BLOOM: What is the greatest challenge of your work with the Prism lab?
Jess Silver: The most challenging thing is not having an engineering background, and having to understand the terminology and the workings of devices that are created in the lab. You need to understand protocols for how to develop materials that are digestible for patients, but you also need to understand yourself how this device works and is constructed. Most of the other staff are engineers.
BLOOM: I’ve always had a pet peeve with academic language. I wish we could see lay language in journals.
Jess Silver: It does make things more difficult. What I find so rewarding now is being able to understand that language and, because of my background, knowing how to present it in a way that everyone will understand. When I was a kid and didn’t understand, I'd say ‘Whoa, what did that physician or specialist just say?’ But now I know what they said and it’s rewarding to be able to translate it.
BLOOM: You mentioned that you work remotely?
Jess Silver: Yes. I live in Thornhill and it was difficult for me to commute every day. Also, because of my physical needs, I need assistance from someone for my personal needs. Working remotely allows me to do what I have to do in order to have my quality of life, but still work.
One thing I do find challenging is not being able to be at every meeting or event. But the team is very open to it and accepting. It’s just my responsibility to remind them that I have to be on the meeting with Zoom, or I need to access certain materials.
BLOOM: What’s the greatest joy of your job?
Jess Silver: It’s to know that I went from being a patient, and somebody who lives the experiences that many of our kids do, to working as part of the hospital. I can speak to many of our clients’ challenges through my own experiences, and am able to write in a way that can help a family understand a condition or be able to find the care or resources they need.
I also run my own non-profit for adapted fitness and sports called Flex for Access.
BLOOM: How does that work?
Jess Silver: It creates awareness and raises funds to facilitate adaptive training sessions for individuals who have physical challenges.
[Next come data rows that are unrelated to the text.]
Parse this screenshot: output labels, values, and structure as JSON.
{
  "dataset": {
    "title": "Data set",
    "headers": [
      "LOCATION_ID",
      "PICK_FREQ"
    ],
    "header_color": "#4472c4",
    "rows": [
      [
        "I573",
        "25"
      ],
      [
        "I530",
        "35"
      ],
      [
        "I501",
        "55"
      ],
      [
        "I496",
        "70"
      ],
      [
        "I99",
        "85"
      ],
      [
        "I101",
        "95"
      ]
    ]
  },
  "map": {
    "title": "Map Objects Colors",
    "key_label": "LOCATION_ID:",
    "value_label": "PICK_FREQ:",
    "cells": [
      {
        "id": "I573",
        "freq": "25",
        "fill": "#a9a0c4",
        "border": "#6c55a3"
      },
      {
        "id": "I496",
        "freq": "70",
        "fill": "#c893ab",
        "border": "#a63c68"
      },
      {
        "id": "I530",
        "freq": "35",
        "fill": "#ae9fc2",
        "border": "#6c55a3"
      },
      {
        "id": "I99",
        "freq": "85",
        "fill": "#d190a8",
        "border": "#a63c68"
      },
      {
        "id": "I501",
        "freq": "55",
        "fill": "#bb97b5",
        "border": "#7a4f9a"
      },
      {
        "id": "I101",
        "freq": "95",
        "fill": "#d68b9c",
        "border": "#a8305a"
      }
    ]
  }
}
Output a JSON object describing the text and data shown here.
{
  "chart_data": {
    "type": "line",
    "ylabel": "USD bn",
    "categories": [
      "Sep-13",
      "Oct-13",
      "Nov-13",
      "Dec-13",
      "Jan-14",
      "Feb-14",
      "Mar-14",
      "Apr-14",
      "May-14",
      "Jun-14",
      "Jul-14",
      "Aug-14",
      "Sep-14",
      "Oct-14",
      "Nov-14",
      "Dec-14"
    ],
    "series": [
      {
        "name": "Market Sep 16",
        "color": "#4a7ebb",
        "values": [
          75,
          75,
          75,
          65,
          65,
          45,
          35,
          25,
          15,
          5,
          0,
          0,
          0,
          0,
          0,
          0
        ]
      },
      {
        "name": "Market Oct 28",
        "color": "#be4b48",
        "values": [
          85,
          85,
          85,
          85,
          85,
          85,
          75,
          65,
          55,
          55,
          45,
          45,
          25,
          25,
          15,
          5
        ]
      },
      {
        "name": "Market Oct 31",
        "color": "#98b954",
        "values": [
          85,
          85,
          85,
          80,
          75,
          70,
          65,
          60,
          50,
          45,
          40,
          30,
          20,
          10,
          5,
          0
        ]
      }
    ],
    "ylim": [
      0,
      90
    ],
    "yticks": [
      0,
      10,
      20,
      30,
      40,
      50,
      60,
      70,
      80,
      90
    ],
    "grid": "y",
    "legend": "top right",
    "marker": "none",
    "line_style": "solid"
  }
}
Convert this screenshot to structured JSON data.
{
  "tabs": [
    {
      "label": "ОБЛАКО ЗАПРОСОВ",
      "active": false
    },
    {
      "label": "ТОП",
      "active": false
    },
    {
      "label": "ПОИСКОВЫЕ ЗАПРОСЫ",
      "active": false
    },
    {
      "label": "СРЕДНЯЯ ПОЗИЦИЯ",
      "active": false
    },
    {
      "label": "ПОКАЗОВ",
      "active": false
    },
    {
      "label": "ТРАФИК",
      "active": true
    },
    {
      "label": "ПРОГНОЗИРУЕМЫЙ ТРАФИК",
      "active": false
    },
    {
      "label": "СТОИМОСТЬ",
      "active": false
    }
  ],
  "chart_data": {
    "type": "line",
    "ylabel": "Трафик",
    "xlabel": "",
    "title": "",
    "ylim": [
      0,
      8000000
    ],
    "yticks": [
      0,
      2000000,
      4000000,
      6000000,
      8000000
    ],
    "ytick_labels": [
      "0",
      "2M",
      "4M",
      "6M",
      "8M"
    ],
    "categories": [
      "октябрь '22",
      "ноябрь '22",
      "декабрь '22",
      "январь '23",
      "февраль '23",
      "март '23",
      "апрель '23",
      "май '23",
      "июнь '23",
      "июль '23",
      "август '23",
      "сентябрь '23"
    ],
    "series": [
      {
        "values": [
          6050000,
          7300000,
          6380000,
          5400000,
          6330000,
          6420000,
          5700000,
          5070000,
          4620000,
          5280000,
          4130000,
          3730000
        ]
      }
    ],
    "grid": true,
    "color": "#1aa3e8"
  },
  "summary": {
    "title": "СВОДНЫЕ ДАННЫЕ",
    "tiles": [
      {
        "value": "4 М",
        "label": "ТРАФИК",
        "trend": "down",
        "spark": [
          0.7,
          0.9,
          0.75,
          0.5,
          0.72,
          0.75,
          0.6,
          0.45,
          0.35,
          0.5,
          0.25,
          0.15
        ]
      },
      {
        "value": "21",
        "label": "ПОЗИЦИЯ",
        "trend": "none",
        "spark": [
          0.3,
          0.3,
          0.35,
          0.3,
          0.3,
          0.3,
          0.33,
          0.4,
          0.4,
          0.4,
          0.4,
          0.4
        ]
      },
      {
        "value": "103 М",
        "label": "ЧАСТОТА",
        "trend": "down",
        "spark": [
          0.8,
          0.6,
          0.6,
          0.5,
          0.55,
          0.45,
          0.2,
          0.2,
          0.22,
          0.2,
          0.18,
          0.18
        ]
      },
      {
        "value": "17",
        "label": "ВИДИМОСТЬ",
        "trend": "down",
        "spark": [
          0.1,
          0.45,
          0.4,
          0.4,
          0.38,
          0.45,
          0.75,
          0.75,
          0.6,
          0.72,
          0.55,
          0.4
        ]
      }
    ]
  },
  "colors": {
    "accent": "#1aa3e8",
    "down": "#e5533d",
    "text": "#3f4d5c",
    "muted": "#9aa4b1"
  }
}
So we would fund a person’s training, and connect them with a gym or studio that can do it.
BLOOM: I notice you use the word challenge and not disability.
Jess Silver: Yes. I feel that everyone has some kind of challenge, on some level, and mine is just more visible because I use a wheelchair. I never let my disability get in the way of things that I do and pursue. Just this weekend I went indoor skydiving. Through my job at Holland Bloorview, and running my own non-profit, I feel I’m an agent of change.
BLOOM: If you could change one thing about children’s rehab—or research into it—what would it be?
Jess Silver: That’s a good, but difficult, question to answer, because there are many things. I’d encourage people, if they’re given one diagnosis, or one option for rehab, or one way of thinking about a diagnosis, try not to be boxed into that. Okay, yes, this is what it is. But seek other options.
If I could change something in research, it would be to bring a more holistic perspective to the interventions offered as possibly being helpful. For example, the article I mentioned looking at how meditation can or can’t help kids communicate.